Love the work being done here! To me, the ideal infra would be uploading images/vids to ipfs and using a P2P solution (gunjs, orbitdb) for storing structured JSON that links out to IPFS and includes additional metadata.

Edit: I think IPFS rehosting is more realistic for this repo as it exists

mjmaurer commented 4 years ago

I'd be happy to build in IPFS hosting, but I'd like #163 to be addressed. Rehosting on P2P makes it much more likely to always exist. I personally wouldn't want an image of me widely circulated without my consent.

bonedaddy commented 4 years ago

I've been archiving data onto IPFS, and have the following archived media:

Hosting data on IPFS may be a bit tricky if you want to be anonymous or not publicly be known as backing up the data. If you're using IPFS it is trivial at best to find out, and trace people hosting content. If you want anonymity or to not be identified as someone backing up the data, IPFS is not a good idea.

Latest archive

mjmaurer commented 4 years ago

As it is, someone gives up anonymity in the form of a PR

ubershmekel commented 4 years ago

@mjmaurer if you need anonymity - you can message the mods on reddit. Is that good enough?

valadect commented 4 years ago

Mentioned in the other issue but made a script that will download all the videos and also screenshot the webpages for posterity. But hopefully that helps with the ephemeral nature of the internet. Downloading all the links now so very much still a WIP but feel free to play around with it https://github.com/valadect/pbbackup

nathanfranke commented 4 years ago

Would it be illegal to post media files in the repo itself so that people can back them up simply by cloning the repo? Of course this could just be a secondary backup method. (And bear with me since I am new to this community).

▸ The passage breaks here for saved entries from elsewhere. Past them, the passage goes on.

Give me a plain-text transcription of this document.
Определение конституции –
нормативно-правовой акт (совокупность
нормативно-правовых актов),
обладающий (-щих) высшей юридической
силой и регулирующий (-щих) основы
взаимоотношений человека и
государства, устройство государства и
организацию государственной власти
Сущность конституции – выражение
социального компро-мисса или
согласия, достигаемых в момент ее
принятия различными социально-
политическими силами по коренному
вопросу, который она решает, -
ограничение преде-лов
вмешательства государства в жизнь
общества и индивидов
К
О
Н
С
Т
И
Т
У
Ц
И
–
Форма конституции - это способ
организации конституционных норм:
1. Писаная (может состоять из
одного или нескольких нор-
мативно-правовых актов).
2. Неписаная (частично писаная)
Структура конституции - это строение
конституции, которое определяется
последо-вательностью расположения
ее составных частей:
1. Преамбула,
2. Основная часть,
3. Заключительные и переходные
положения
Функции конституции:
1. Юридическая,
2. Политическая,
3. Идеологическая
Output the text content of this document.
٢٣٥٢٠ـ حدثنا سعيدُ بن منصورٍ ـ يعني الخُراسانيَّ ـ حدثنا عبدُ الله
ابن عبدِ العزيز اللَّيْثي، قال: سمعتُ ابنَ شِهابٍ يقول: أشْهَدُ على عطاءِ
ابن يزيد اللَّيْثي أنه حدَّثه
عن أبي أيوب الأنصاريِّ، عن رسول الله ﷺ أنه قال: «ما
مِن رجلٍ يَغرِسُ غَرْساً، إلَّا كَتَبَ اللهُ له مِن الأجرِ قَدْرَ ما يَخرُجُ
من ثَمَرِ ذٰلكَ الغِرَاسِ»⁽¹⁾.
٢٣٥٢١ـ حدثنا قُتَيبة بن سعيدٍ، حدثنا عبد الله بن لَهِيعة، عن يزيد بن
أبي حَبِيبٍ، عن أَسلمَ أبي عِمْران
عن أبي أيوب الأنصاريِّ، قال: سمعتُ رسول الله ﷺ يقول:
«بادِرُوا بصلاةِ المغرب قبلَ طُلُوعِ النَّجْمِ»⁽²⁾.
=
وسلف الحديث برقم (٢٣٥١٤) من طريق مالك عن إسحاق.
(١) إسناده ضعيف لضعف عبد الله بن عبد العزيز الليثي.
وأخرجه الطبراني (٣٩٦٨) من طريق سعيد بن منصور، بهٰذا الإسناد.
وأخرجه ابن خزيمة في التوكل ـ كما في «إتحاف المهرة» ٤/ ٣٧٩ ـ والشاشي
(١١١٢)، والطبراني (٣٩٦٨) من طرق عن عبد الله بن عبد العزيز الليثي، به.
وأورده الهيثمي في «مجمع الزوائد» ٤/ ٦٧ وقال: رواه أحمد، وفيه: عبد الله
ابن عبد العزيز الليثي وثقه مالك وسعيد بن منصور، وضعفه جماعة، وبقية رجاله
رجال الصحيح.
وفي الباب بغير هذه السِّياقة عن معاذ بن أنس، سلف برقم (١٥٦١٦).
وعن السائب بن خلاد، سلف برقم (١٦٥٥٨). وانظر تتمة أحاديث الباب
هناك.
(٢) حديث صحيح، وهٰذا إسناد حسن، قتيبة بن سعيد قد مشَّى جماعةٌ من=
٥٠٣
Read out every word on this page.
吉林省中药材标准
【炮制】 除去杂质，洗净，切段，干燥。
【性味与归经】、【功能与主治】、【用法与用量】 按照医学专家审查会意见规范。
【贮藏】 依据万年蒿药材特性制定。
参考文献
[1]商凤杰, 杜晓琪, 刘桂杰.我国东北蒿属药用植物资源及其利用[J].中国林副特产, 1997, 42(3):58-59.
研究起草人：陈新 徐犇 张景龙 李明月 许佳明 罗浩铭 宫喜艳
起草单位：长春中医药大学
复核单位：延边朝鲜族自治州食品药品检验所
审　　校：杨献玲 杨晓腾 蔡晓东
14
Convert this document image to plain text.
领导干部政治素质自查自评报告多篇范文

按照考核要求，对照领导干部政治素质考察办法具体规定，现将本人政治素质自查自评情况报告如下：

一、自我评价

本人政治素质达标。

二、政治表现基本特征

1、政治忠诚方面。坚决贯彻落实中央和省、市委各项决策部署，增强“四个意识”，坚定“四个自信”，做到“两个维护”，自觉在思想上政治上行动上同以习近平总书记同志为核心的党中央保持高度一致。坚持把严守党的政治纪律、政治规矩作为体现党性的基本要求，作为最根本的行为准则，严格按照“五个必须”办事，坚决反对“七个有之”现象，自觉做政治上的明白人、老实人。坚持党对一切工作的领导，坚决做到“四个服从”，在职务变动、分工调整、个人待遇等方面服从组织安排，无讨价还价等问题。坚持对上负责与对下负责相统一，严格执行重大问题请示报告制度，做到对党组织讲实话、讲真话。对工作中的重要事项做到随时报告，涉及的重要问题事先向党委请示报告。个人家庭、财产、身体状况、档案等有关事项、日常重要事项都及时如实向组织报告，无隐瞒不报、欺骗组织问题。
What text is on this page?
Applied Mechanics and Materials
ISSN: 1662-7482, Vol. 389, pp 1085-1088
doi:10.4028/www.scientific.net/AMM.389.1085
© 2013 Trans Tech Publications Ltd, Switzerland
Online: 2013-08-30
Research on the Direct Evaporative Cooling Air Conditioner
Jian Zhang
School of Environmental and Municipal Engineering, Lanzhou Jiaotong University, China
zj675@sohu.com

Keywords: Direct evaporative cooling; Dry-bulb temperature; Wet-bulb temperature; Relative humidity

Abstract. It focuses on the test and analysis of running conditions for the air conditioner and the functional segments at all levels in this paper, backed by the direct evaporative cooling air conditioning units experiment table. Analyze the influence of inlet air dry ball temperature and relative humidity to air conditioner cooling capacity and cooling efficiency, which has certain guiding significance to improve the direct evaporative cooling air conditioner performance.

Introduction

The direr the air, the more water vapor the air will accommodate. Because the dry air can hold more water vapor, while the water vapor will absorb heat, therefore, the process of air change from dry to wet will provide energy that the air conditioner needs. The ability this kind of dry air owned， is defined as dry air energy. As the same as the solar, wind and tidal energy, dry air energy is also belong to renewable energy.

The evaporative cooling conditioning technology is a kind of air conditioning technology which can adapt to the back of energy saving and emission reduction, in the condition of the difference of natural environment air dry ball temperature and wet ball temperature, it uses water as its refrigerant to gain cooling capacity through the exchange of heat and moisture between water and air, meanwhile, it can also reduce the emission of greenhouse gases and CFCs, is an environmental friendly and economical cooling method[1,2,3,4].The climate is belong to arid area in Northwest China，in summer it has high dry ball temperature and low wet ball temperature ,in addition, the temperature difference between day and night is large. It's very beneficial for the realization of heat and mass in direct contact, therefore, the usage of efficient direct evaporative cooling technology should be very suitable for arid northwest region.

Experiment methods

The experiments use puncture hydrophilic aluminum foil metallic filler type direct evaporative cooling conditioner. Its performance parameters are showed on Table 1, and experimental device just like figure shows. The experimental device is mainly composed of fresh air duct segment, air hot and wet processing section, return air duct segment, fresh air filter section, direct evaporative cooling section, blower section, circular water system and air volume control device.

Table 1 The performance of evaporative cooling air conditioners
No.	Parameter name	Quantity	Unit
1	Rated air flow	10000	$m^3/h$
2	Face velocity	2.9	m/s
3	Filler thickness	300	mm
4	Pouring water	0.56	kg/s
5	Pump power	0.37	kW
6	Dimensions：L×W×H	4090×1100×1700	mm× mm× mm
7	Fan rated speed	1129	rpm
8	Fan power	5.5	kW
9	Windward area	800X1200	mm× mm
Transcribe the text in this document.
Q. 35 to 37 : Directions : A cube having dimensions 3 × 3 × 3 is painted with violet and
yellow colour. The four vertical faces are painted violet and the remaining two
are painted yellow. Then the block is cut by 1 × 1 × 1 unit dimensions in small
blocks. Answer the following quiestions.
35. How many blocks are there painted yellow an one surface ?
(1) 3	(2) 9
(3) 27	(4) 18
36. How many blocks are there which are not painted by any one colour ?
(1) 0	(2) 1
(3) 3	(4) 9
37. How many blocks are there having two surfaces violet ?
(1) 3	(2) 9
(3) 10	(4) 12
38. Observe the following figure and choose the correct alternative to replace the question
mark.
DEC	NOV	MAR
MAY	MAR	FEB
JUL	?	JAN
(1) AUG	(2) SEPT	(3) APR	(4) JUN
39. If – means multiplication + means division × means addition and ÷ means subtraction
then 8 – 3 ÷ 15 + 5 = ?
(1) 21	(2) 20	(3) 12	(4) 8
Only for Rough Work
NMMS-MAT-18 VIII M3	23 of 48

valadect commented 4 years ago

@nathanfranke Considering no one is profiting from it and also the fact that it is for educational use it should be fine for the most part.

tgalopin commented 4 years ago

I'd be happy to provide a backup server in France if that's useful, to avoid US law and companies.

ubershmekel commented 4 years ago

@nathanfranke there's this repo which I think is dedicated to files: https://github.com/pb-files/pb-videos

Though we don't have a good way to link between the two repos yet.

bonedaddy commented 4 years ago

If you want to be able to mirror media locally, and optionally upload to an IPFS node checkout the downloader tool in the tools folder.

modelmat commented 4 years ago

Perhaps reposting on LBRY might be useful?

krmax44 commented 4 years ago

Maybe looking into Archive.org for hosting might be worth a shot. They offer an S3-like API to upload files: https://github.com/vmbrasseur/IAS3API#internet-archive-s3-api-documentation

DavidVorick commented 4 years ago

Hey guys, just learning about this project, happy to host everything on Skynet. Skynet is a platform similar to IPFS, except instead of seeding the files yourself, a decentralized platform called Sia (similar to what Filecoin is meant to be) seeds the files for you. You get uptime + decentralization without having to host anything yourself.

How can I get started?

Is there a chatroom somewhere? Some of this might be easier to do in real time. I've got questions like:

ubershmekel commented 4 years ago

I'm not a lawyer, but I hope this data would fall under "fair use" such as in a documentary: https://en.wikipedia.org/wiki/Fair_use#Documentary_films

nathanfranke commented 4 years ago

I would hope it is considered criticism or documentary since getting permission from all filmers would be effectively impossible.

xloem commented 4 years ago

Please link to the mirrors inside the repository so they can be found.

I have made a barebones sia-skynet remote for git-annex in https://github.com/xloem/gitlakepy (EDIT: fixed link) which should help skynet interoperate with git or datalad a little. I have also made a barebones bsv remote for git at https://github.com/xloem/git-remote-bsv providing for storing lightweight git repositories on a different storage-oriented blockchain than skynet. Unlike skynet bsv content cannot eventually be lost on the network.

karan commented 4 years ago

Absolutely need to do this.

What about using Internet Archive? If needed, I have a few TB of storage on my NAS I can donate on temporary basis as well.